Living Shenzhen proposes to add to our toolbox a data analytics instrument that is able to process people’s behaviour in the cityscape — delivering an authentic perspective in terms of levels of interest and attention — to better understand their needs and enhance architecture’s ability to respond to it.
By gathering relevant data regarding people’s perception and their behaviour in the urban environment, we will be able to overlay on the traditional urban planning layers the urban identity of a place, through a study of the individual’s experience, introducing a top-bottom-top mechanism and leading to innovation in the urban planning process.
People’s cognitive and emotional data can be obtained through a visual preference survey with an experimental use of the advanced existing technology of eye-tracking system.
The research assumes the usage of Big Data Analytics Technology by collecting and sharing citizens’ daily use of the city and its architecture; wearing a pair of smart-glasses will allow to record and capture simultaneously the user’s vision combined later on with his location and other physiological information such as heartbeat and perspiration. Transforming numerous common people into influencers on the design is possible thanks to the use of cutting-edge technology and by turning collected data into a readable visual product.
As a method analyzing people’s cognitive data, the future goal will be to design a platform that brings direct and indirect benefits to all those involved in the process, both as a public instrument to oversee territorial transformations and as an informative opensource about city users’ experiences.
Eye-tracking allows us to assemble unique information based on eye-movement metrics: the number of fixations (number of times an object was observed), the duration of fixation (the amount of time the object was observed) and the sequence of fixations (the order the observer was looking at the objects around him). These objective statistics, with minimum interference by the conductors, will expose the positive and negative experience in the city. This method was first tried in Futian, one of the main districts of the Chinese city of Shenzhen and location of the venue of the Biennale.
Shenzhen has been shaped by the opposition of urban and rural, Urban villages are the result of this co-evolution. Urban Villages are a unique phenomenon of China’s, and Shenzhen’s, urban development and is about erstwhile rural villages that became part of the cityscape through the combined processes of municipal urban expansion and self-organized system of the village area.
Today, due to the rapid urban development, there are several open questions concerning the management of the city and particularly with regards to the urban planning policies of urban villages.
The research explored how the perception of the city changes for an individual that walks in the edges between two morphologically different parts of the city. Participants, five local students and five non-local, were asked to walk freely within a square area (1 km for 1 km), provided with a starting point and an endpoint across the transition areas between urban villages and the rest of the city. The data analysis demonstrated that urban environment affects the way we look and perceive the city and we managed to quantify that.

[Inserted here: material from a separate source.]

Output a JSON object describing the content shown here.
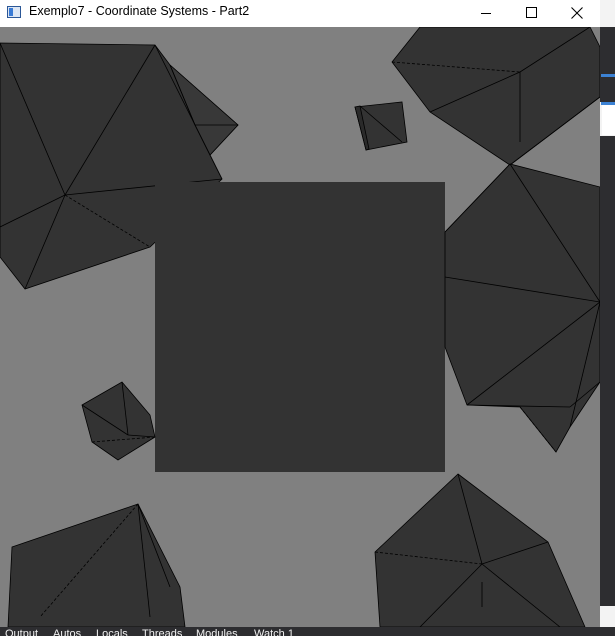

Though the concept is not new to the history of architecture (Linch, Rossi or Sartogo already proposed a preliminary inductive mental map through multiple personal perceptions), thanks to technology will be able to quantify and categorize architectural elements in association with abstract values like appreciation and interest. Buildings, intersections, parks, and streets will be enriched with layers of information regarding their usage and the attention they are exposed to.
The urban environment that makes up cities must reflect human needs and values, and now it is possible.